AI-generated Key Points

  • Hierarchical policy for non-prehensile multi-object rearrangement (NPMO)
  • Complexity of NPMO task due to considering object reach and order of movement
  • High-level policy: Monte Carlo Tree Search (MCTS) algorithm with a designed policy network
  • Low-level policy: Robot plans paths using path primitives instead of single-step discrete actions
  • Experimental results show higher success rates, fewer steps, and shorter path lengths compared to state-of-the-art approaches
  • Contributions: Modeling and solving NPMO with hierarchical policy, high-level MCTS policy accelerated by a trained policy network, low-level policy using path primitives
  • Effective solution combining deep reinforcement learning techniques with Monte Carlo Tree Search
Also access our AI generated: Comprehensive summary, Lay summary, Blog-like article; or ask questions about this paper to our AI assistant.

Authors: Fan Bai, Fei Meng, Jianbang Liu, Jiankun Wang, Max Q. -H. Meng

License: CC BY 4.0

Abstract: Non-prehensile multi-object rearrangement is a robotic task of planning feasible paths and transferring multiple objects to their predefined target poses without grasping. It needs to consider how each object reaches the target and the order of object movement, which significantly deepens the complexity of the problem. To address these challenges, we propose a hierarchical policy to divide and conquer for non-prehensile multi-object rearrangement. In the high-level policy, guided by a designed policy network, the Monte Carlo Tree Search efficiently searches for the optimal rearrangement sequence among multiple objects, which benefits from imitation and reinforcement. In the low-level policy, the robot plans the paths according to the order of path primitives and manipulates the objects to approach the goal poses one by one. We verify through experiments that the proposed method can achieve a higher success rate, fewer steps, and shorter path length compared with the state-of-the-art.
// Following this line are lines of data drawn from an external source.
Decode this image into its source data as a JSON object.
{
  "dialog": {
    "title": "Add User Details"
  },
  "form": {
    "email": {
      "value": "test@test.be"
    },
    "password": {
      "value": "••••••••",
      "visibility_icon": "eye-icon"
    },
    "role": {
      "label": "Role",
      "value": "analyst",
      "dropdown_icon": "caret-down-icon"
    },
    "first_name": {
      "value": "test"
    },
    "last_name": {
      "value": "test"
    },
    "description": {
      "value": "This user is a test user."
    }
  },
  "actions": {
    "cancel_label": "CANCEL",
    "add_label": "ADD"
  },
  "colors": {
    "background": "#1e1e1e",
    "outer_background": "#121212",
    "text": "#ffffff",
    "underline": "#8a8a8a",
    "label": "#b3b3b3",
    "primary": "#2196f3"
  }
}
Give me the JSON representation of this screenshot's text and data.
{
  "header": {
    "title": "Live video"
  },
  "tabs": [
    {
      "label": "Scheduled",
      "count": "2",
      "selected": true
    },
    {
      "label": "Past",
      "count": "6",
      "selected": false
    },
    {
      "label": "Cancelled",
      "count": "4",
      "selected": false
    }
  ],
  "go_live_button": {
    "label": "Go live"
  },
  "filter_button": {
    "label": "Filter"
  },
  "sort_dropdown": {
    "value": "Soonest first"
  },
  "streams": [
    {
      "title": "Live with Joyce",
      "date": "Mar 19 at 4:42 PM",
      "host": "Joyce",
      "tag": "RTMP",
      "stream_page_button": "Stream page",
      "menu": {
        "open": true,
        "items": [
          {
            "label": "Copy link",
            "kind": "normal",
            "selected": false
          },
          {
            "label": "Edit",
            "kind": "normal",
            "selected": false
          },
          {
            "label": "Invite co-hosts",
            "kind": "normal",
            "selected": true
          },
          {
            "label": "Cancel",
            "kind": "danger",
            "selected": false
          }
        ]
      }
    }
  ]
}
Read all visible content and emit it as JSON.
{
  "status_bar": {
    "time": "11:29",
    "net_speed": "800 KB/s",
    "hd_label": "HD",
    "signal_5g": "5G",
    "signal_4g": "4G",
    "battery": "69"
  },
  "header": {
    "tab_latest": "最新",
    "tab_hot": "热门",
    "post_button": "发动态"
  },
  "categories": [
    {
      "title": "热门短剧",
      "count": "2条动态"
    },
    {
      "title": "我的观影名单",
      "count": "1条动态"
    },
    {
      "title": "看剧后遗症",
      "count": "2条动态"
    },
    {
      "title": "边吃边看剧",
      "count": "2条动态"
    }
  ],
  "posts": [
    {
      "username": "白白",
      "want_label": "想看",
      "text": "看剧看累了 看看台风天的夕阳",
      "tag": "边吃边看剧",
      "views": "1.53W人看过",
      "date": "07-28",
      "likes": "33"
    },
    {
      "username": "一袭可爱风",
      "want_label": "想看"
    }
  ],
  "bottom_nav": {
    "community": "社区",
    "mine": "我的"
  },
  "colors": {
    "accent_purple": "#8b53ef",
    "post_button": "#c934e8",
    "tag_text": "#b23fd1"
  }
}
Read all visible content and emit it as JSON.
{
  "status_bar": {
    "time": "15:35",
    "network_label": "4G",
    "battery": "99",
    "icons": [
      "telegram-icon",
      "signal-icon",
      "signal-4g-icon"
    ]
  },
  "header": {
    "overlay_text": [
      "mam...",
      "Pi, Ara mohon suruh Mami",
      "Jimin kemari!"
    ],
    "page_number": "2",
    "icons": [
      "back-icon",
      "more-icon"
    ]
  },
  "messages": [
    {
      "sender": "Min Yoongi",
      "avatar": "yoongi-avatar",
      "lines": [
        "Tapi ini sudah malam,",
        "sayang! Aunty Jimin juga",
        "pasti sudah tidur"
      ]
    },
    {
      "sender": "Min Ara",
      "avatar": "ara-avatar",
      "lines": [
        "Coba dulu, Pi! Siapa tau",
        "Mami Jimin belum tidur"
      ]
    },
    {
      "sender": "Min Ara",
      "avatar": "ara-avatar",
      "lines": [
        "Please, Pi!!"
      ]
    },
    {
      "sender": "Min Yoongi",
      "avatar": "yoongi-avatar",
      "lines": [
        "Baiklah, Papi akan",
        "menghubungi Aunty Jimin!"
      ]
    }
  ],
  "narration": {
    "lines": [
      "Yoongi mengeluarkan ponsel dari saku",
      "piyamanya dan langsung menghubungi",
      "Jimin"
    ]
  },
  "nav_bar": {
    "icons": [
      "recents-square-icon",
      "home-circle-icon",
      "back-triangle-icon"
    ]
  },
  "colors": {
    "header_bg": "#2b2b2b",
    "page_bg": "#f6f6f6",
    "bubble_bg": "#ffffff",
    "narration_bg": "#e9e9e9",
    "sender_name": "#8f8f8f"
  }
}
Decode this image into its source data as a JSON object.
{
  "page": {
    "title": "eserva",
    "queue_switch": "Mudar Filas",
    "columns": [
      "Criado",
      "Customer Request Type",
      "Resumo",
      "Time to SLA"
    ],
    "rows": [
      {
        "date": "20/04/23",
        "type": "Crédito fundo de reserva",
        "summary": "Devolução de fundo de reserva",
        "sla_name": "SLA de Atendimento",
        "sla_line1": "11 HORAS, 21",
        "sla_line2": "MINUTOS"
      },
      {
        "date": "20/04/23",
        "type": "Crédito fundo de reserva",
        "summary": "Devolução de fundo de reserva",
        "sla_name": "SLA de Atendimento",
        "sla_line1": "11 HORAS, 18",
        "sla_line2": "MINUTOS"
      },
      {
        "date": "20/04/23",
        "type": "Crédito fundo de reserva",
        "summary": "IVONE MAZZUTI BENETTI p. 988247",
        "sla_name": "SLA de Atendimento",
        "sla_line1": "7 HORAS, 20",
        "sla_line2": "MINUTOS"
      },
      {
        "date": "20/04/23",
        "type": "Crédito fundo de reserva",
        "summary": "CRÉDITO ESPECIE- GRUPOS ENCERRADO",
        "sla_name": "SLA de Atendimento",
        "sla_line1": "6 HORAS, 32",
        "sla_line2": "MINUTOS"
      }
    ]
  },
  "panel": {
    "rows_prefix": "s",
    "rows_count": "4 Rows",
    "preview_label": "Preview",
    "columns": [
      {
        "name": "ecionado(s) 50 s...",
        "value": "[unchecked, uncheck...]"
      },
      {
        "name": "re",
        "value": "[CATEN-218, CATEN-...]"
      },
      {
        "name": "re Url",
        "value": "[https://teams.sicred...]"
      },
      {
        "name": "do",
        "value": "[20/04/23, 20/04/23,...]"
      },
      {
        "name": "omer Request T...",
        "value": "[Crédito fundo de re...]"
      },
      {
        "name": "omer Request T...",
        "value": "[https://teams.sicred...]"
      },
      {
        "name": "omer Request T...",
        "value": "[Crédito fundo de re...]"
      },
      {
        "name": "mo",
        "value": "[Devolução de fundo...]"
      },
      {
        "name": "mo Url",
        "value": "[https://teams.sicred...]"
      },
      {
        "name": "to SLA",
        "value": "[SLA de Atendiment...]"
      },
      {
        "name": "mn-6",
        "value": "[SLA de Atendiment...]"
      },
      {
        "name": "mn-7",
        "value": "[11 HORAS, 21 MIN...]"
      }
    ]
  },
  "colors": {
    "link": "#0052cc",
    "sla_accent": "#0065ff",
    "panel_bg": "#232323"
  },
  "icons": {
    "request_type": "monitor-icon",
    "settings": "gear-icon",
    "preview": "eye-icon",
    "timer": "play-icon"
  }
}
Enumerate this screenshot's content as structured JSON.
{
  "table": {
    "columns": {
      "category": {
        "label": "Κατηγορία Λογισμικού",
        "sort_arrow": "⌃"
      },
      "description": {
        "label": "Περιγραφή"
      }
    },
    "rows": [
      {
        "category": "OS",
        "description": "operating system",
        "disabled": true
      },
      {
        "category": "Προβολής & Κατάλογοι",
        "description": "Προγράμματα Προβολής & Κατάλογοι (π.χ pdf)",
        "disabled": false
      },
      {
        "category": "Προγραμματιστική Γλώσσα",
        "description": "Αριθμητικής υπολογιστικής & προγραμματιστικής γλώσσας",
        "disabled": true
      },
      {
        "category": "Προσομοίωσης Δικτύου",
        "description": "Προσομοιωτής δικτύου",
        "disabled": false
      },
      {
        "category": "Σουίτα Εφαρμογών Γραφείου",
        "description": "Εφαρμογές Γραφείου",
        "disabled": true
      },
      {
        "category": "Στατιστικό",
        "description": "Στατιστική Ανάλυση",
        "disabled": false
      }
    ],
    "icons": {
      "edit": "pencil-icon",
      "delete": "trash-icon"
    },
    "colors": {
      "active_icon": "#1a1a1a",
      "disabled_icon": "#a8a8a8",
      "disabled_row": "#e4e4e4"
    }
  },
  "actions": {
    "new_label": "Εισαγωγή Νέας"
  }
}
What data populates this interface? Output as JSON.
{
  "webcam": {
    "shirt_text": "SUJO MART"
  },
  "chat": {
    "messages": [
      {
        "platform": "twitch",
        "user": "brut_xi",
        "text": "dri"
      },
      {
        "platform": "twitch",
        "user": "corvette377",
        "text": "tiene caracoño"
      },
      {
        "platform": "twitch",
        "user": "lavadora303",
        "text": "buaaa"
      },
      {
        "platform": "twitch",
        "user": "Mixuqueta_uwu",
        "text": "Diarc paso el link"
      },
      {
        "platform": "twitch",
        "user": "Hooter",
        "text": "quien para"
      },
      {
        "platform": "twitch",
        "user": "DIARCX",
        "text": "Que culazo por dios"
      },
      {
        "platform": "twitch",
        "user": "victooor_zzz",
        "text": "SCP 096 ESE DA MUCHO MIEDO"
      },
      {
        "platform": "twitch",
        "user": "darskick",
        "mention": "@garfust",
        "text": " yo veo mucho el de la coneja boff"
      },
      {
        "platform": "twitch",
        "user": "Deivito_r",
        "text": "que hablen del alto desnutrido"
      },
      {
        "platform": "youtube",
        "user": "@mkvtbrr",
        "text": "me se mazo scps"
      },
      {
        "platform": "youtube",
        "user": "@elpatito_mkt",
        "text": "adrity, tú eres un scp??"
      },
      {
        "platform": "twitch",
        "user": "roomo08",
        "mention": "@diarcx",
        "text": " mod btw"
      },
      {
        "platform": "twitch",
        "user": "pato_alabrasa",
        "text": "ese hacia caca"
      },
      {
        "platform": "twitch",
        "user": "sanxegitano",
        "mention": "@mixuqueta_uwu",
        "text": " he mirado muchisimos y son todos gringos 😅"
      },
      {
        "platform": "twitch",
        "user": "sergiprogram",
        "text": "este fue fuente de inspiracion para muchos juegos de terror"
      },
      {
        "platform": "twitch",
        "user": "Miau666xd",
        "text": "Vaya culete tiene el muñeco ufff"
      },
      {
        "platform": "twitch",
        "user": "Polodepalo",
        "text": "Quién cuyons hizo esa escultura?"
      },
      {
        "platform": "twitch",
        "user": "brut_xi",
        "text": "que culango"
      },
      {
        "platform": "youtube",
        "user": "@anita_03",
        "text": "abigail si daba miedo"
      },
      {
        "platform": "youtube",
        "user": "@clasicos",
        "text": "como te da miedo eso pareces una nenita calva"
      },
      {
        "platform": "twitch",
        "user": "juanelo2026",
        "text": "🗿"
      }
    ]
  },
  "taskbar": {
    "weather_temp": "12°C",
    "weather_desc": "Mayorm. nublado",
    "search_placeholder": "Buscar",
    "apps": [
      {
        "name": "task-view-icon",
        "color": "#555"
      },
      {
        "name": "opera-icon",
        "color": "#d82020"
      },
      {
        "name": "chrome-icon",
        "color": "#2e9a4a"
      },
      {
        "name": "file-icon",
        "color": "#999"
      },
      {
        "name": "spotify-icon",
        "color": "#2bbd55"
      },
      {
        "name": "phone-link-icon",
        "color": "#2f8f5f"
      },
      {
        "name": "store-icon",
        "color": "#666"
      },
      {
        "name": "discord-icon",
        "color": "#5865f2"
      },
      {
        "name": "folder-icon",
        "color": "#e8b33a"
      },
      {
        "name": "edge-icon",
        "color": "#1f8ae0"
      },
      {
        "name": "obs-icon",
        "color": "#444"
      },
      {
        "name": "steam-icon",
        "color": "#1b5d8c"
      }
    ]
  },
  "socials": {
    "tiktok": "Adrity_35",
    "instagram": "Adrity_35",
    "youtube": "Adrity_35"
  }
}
Submitted to arXiv on 18 Sep. 2021

Ask questions about this paper to our AI assistant

You can also chat with multiple papers at once here.

AI assistant instructions?

Results of the summarizing process for the arXiv paper: 2109.08973v1

This work presents a hierarchical policy for addressing the task of non-prehensile multi-object rearrangement (NPMO). NPMO involves planning feasible paths and transferring multiple objects to their predefined target poses without grasping. The complexity of this task is deepened by the need to consider how each object reaches its target and the order in which objects are moved. To tackle these challenges, the authors propose a hierarchical policy that divides and conquers the problem. In the high-level policy, a Monte Carlo Tree Search (MCTS) algorithm efficiently searches for the optimal rearrangement sequence among multiple objects. This search is guided by a designed policy network, which benefits from both imitation learning and reinforcement learning. The MCTS-based approach allows for strong long-term decision-making capabilities. In the low-level policy, the robot plans paths using path primitives, which are basic motion sequences used to push objects towards their goal poses. Unlike previous approaches that use single-step discrete actions, the proposed method reduces the depth and width of the search tree by utilizing these path primitives. Experimental results demonstrate that the proposed method achieves higher success rates, requires fewer steps, and has shorter path lengths compared to state-of-the-art approaches. The contributions of this work include modeling and solving NPMO with a hierarchical policy; proposing a high-level MCTS policy accelerated by a policy network trained with imitation and reinforcement learning; designing a low-level policy that plans paths using path primitives; achieving higher success rates; requiring fewer steps; and having shorter path lengths compared to state-of-the art approaches. Overall, this work provides an effective solution for non prehensile multi object rearrangement tasks by combining deep reinforcement learning techniques with Monte Carlo Tree Search.
Created on 09 Dec. 2023

Assess the quality of the AI-generated content by voting

Score: 0

Why do we need votes?

Votes are used to determine whether we need to re-run our summarizing tools. If the count reaches -10, our tools can be restarted.

The previous summary was created more than a year ago and can be re-run (if necessary) by clicking on the Run button below.

Similar papers summarized with our AI tools

Navigate through even more similar papers through a

tree representation

Look for similar papers (in beta version)

By clicking on the button above, our algorithm will scan all papers in our database to find the closest based on the contents of the full papers and not just on metadata. Please note that it only works for papers that we have generated summaries for and you can rerun it from time to time to get a more accurate result while our database grows.

Disclaimer: The AI-based summarization tool and virtual assistant provided on this website may not always provide accurate and complete summaries or responses. We encourage you to carefully review and evaluate the generated content to ensure its quality and relevance to your needs.